Jornal Socialista, Democrático e Independente dirigido por Dieter Dellinger, Diogo Sotto Maior e outros colaboradores.
Terça-feira, 19 de Setembro de 2017
Dieter Dellinger: O jornal online "Luta Popular" diz Resistência Não é Terrorismo

Resistência Não É Terrorismo!

Desde o fim da II Guerra Mundial, não passou ainda um único dia em que os países imperialistas, vencidos ou vencedores da guerra, sozinhos ou coligados entre si, não tenham promovido novas guerras imperialistas de rapina contra a classe operária e contra os povos explorados e oprimidos do mundo.

Todas as guerras desde então desencadeadas pelo imperialismo e pelo colonialismo na Ásia, em África, no Médio Oriente, na América Latina e mesmo na Europa, desde as guerras da Coreia, da Indochina, do Vietname, do Laos e do Cambodja, até às guerras mais recentes do imperialismo americano, francês e inglês em África, no Oriente Médio e nos Balcãs, todas foram e continuam a ser guerras pelo domínio e pela partilha do mundo em esferas de influência, com vista a apoderar-se das riquezas e matérias-primas dos países invadidos, colocando-os ao serviço exclusivo dos diversos países imperialistas beligerantes.

Todas essas guerras imperialistas foram e são guerras injustas, porque se opõem ao progresso, à independência, ao desenvolvimento económico e ao bem estar dos povos agredidos e visam reforçar a exploração e opressão desses povos pelos imperialismos agressores.

As guerras que os povos explorados e oprimidos movem contra os imperialistas são guerras justas e, mais cedo ou mais tarde, acabarão por triunfar.

Desde que há classes, a história da humanidade é a história da luta de classes e da guerra de classes, até que se estabelecerá a sociedade comunista sem classes.

Todas as guerras contra o imperialismo são guerras justas, guerras de resistência e acabarão por triunfar.

Acontece que os imperialistas promovem, através do seu vasto aparelho ideológico que vai desde as igrejas às universidades e aos órgãos de comunicação social, campanhas ideológicas contínuas, destinadas a fazer passar por justas as guerras dos imperialistas e a fazer passar por injustas as guerras da classe operária e dos povos oprimidos do mundo.

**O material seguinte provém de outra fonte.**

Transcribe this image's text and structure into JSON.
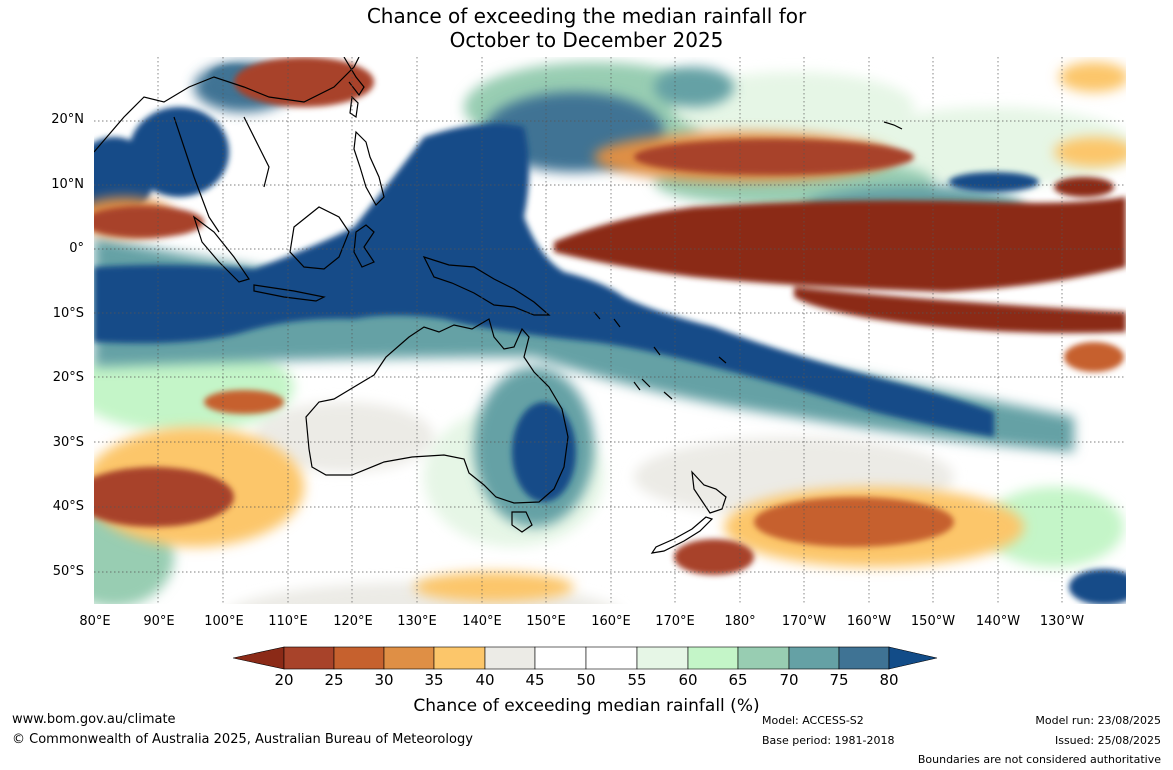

Assim, todos os actos de guerra do imperialismo, desde o emprego de bombas atómicas aos bombardeamentos aéreos das populações indefesas, ou são escondidos dos olhos dos povos do mundo ou considerados justos e até santificados pelas igrejas, enquanto que os actos de resistência dos povos agredidos e oprimidos são apresentados como actos terroristas, e os actos terroristas dos imperialistas contra os povos indefesos são considerados como justos actos de guerra.

Devemos deixar aqui muito bem esclarecido e estabelecido: os actos de resistência dos povos explorados, oprimidos e agredidos não são actos terroristas; são actos legítimos de guerra, sejam praticados na frente de combate, se houver frente de combate, sejam praticados no interior do país imperialista agressor, como sucedeu nos ataques levados a cabo em Nova Iorque e em Washington, em Paris, em Londres, em Madrid ou em qualquer outro lugar onde o imperialismo possa ser atacado pelos povos agredidos, como ocorreu anteontem em Nice.

A resistência dos povos agredidos não é terrorismo! Terrorismo é a guerra cobarde do imperialismo para explorar, oprimir e rapinar os povos do mundo.

A classe operária dos países imperialistas deve opor-se, no interior dos seus próprios países, às guerras movidas pelo imperialismo contra os povos do mundo. A classe operária dos países imperialistas tem o estrito dever de resistir, por todos os meios ao seu alcance, às agressões dos povos do mundo pelo seu imperialismo ou pelo seu capitalismo.

A estratégia do proletariado revolucionário é a de transformar as guerras imperialistas ou colonialistas em guerras civis revolucionárias.

Na época da guerra colonial, os chefes da tropa colonialista portuguesa também consideravam os actos de guerra dos povos das colónias como actos terroristas, e assim os entenderam até serem derrotados na sua prosápia. Mas com essa teoria reaccionária levaram atrás da sua derrota milhares de caixões de soldados portugueses inocentes.

Actos de guerra como os levados a cabo pelos jiadistas franceses em Paris, Bruxelas e Nice, podem ocorrer brevemente em Portugal praticados por jiadistas dos países onde temos tropas portuguesas a atacar povos estrangeiros, designadamente no Afeganistão, no Iraque, no Chade, no Mali, na Somália e na República Centro Africana.

A classe operária portuguesa deve exigir o regresso imediato dessas tropas portuguesas mercenárias aos seus quartéis em Portugal, para evitar qualquer acto de resistência dos povos oprimidos praticados no nosso território.

A classe operária seria uma classe de traidores se não combatesse o imperialismo dominador no seu país e, ainda por cima, achasse que os actos de resistência dos povos oprimidos seriam actos terroristas, como propalam os autoproclamados maoistas de França e da Bélgica.

Portugal deve sair da Nato e as nossas tropas mercenárias devem regressar imediatamente aos seus quartéis em Portugal!

17.07.2016

Arnaldo Matos

 



publicado por DD às 15:41
link do post | comentar | favorito
|

Dieter Dellinger copiou: Atentado a Paris foi ato legítimo de guerra, diz fundador do MRPP

 

 

 

O ataque "não foi cometido por islamitas, mas sim por jiadistas, isto é, combatentes dos povos explorados e oprimidos pelo imperialismo"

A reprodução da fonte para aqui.